Does anyone know of a switch that can be added to remove empty folders or folders of a certain age?

Thanks 

Gary


----------



## Squashman (Apr 4, 2003)

I would look into using XXcopy. I believe it has the functionality you need.
http://www.xxcopy.com/index.htm


----------



## online_fixes (Jul 6, 2005)

I will look into xxcopy!

Gary


----------



## online_fixes (Jul 6, 2005)

I took a look at XXcopy and I would like to keep the file in plain old dos if anyone else out there has an answer?

Thanks 
Gary


----------



## ghostdog74 (Dec 7, 2005)

online_fixes said:


> I took a look at XXcopy and I would like to keep the file in plain old dos if anyone else out there has an answer?
> 
> Thanks
> Gary


hi
below are suggestions if you want plain old dos..hope i read your qns correctly...

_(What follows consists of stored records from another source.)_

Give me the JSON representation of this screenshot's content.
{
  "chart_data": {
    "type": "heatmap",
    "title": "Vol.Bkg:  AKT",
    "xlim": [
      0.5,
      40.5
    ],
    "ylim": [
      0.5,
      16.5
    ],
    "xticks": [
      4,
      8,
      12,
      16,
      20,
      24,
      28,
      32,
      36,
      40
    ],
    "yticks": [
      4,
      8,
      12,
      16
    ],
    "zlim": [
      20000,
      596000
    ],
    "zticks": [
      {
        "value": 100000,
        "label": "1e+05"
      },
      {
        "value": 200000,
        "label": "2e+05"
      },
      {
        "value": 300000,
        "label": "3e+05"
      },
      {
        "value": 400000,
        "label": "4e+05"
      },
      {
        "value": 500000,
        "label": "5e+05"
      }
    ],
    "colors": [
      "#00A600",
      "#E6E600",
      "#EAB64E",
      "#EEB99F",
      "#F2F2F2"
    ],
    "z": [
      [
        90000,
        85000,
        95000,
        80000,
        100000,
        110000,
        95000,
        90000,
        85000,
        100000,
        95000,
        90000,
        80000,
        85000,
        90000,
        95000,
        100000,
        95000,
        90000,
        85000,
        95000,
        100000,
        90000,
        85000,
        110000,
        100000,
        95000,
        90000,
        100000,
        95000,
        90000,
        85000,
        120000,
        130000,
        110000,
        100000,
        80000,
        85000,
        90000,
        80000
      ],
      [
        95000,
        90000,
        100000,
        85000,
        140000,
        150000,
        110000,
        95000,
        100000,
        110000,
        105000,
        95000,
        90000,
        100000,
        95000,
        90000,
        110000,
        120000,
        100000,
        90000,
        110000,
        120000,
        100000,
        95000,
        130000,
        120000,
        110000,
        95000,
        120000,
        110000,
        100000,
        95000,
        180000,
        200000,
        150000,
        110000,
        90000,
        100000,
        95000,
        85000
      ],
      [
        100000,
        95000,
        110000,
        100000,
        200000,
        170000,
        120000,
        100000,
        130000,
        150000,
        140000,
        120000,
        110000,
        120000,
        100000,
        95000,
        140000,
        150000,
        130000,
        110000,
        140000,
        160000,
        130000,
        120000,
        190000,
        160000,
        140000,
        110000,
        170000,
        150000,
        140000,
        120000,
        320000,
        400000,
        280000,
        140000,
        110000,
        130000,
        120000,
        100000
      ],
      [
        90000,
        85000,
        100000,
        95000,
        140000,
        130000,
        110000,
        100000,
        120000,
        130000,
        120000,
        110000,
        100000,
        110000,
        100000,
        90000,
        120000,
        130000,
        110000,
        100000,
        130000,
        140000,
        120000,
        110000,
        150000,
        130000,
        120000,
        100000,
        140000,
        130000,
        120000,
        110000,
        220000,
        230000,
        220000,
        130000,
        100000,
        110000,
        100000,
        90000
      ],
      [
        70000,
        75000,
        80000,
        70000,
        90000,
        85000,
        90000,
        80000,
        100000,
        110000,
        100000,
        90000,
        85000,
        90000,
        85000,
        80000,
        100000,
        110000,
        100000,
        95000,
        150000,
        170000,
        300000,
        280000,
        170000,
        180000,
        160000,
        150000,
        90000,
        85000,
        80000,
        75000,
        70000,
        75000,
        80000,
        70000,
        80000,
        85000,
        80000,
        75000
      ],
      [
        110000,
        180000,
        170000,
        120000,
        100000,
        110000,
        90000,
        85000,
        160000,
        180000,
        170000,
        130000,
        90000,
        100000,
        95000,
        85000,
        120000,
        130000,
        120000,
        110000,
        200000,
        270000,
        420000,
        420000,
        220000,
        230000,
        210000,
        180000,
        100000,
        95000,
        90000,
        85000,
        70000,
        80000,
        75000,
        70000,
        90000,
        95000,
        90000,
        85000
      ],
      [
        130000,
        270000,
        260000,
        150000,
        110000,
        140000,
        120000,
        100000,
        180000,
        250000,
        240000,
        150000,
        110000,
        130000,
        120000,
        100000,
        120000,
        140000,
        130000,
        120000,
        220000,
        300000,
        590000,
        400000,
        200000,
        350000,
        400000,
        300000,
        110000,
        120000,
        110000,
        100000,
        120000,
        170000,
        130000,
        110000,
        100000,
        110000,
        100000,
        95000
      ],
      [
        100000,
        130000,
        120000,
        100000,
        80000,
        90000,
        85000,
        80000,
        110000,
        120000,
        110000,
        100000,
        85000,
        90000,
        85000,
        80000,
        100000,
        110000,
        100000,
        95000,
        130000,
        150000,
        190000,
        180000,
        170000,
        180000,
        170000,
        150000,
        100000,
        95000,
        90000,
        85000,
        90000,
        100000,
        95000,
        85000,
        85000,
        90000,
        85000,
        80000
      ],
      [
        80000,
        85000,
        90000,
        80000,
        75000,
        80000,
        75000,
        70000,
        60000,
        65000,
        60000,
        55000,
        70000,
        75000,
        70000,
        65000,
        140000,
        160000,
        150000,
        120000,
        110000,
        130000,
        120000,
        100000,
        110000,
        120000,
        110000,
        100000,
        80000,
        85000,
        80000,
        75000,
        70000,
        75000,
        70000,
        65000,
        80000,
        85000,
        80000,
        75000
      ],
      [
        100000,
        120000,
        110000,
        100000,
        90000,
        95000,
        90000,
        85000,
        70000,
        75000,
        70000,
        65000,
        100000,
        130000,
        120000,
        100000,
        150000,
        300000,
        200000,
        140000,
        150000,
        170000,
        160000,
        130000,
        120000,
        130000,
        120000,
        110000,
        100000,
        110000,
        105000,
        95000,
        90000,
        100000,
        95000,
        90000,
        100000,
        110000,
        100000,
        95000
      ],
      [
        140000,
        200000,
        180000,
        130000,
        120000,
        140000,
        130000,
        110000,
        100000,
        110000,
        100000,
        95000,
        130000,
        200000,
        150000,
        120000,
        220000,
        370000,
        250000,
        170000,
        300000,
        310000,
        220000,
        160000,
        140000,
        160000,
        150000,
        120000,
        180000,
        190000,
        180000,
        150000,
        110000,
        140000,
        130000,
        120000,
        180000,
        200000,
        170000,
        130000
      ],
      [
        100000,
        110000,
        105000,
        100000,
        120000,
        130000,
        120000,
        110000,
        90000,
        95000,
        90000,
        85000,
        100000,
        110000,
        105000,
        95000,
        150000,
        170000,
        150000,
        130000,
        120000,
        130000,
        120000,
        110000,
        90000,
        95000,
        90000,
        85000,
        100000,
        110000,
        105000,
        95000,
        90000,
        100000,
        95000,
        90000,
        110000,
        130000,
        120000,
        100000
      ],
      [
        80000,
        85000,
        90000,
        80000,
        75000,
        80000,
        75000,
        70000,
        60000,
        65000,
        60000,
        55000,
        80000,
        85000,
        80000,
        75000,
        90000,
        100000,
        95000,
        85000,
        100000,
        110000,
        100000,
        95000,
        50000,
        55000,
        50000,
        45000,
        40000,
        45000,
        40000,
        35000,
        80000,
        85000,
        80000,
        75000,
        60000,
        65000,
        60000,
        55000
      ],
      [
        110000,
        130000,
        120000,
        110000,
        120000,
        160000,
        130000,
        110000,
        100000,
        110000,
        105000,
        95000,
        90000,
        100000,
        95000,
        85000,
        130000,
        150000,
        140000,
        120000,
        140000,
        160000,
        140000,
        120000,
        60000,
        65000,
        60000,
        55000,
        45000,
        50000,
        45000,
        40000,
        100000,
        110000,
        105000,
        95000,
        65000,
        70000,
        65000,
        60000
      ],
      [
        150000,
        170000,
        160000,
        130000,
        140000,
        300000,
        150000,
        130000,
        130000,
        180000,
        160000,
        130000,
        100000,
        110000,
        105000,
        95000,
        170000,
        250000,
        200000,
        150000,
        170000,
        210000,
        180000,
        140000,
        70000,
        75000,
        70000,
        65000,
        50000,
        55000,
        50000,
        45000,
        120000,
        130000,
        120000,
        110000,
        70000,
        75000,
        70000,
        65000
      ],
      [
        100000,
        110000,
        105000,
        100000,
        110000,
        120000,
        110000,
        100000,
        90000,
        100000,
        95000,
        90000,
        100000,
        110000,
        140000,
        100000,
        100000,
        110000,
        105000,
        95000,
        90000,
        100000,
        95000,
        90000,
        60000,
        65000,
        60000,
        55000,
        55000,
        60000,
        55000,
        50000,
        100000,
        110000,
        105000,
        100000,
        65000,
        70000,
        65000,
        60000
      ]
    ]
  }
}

to remove empty directory , you could just use rmdir. By default, rmdir(on my system) would not remove directories that are not empty.

rmdir somedir > nul 2>&1

for removing files of certain age, you can check out the xcopy /D:m-d-y switch. I donno whether your xcopy has this option or not..
Manipulate your batch such that it copies the files with the date you want, to the backup , and then you can remove the old directory..


----------



## blaqDeaph (Nov 22, 2005)

Yea, RMDIR to remove empty directories.
To Remove directories of a certain age, the only thing i can think of is making a copy of folders that are not that age (using xcopy) and deleting all the folders, then copying back using xcopy.


----------



## online_fixes (Jul 6, 2005)

Thank you all!
I think the last two entries by ghostdog74 and blaqDeaph will help me out!

Happy New Year!!

Gary


----------



## blaqDeaph (Nov 22, 2005)

Although I should add that if you have basic knowledge of C programming, you could do this more efficiently. Also, you can choose to check some briefcase programs.


----------